Tanvex Submits BLA for Proposed Filgrastim Biosimilar

Tanvex BioPharma, a Taiwan-based biopharmaceutical company, announced this week the submission of its Biologics License Application (BLA) to the FDA for TX-01, a proposed filgrastim biosimilar referencing Neupogen.

Click here to read more about biosimilar filgrastim.

Tanvex announced that it would be seeking the same indications for TX-01 as the reference product is currently approved for: the treatment of chemotherapy-induced neutropenia.
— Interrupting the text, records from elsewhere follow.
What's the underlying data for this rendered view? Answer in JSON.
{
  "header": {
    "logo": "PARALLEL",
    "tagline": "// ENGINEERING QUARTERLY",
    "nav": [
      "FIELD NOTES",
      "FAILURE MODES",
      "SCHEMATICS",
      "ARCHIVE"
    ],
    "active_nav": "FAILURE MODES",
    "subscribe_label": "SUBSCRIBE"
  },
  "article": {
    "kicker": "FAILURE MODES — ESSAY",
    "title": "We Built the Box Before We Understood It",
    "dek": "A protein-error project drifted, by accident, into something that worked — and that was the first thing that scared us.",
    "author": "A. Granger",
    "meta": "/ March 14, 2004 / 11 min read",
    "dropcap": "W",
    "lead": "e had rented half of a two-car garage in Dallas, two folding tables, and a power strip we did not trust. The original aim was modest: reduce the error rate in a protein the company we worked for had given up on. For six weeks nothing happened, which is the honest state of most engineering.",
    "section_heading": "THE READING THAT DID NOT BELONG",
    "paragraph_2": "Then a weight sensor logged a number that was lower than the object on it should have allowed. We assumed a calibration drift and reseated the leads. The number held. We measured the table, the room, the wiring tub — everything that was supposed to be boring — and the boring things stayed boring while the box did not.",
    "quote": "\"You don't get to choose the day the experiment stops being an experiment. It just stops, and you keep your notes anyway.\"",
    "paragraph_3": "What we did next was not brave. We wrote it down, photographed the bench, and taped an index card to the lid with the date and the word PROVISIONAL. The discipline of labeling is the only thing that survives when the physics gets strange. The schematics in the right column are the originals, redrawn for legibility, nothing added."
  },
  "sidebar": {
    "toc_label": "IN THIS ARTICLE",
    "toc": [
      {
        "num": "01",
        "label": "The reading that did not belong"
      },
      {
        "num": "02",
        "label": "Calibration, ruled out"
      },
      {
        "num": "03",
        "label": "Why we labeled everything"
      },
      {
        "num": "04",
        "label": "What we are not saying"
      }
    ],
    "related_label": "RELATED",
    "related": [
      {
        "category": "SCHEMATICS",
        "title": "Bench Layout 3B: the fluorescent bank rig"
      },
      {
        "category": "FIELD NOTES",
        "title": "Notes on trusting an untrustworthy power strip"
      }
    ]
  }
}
According to data from IQVIA, filgrastim sales for Neupogen, Zarxio, and Granix combined were estimated to be $700 million in the United States last year, and Tanvex hopes to capture a share of that market.

“The submission of the BLA for TX-01 represents an exciting milestone for Tanvex. Such a remarkable action takes Tanvex one step closer to launching its very first biosimilar product in the [United States] market,” said Allen Chao, MD, CEO of Tanvex Biopharma.

Tanvex is also in the midst of developing 3 other biosimilars: TX-05, a proposed trastuzumab biosimilar, referencing Herceptin, is currently beginning phase 3 trials for the treatment of HER2-positive breast cancer; TX-16, a potential bevacizumab biosimilar, referencing Avastin, is nearing the conclusion of phase 1 trials and is being investigated for the treatment of metastatic colorectal cancer; and TX-17, a proposed adalimumab biosimilar, referencing Humira, is still in the preclinical phase and is being developed to treat patients with rheumatoid arthritis.

To date, there are 2 filgrastim biosimilars available for use in the United States: Zarxio and Nivestym, the latter of which just recently came to market at a 30.3% discount to the reference product. Though there is a third filgrastim on the market, tbo-filgrastim, sold as Granix, it is not technically a biosimilar due to the fact that it earned FDA approval prior to the creation of the biosimilar approval pathway.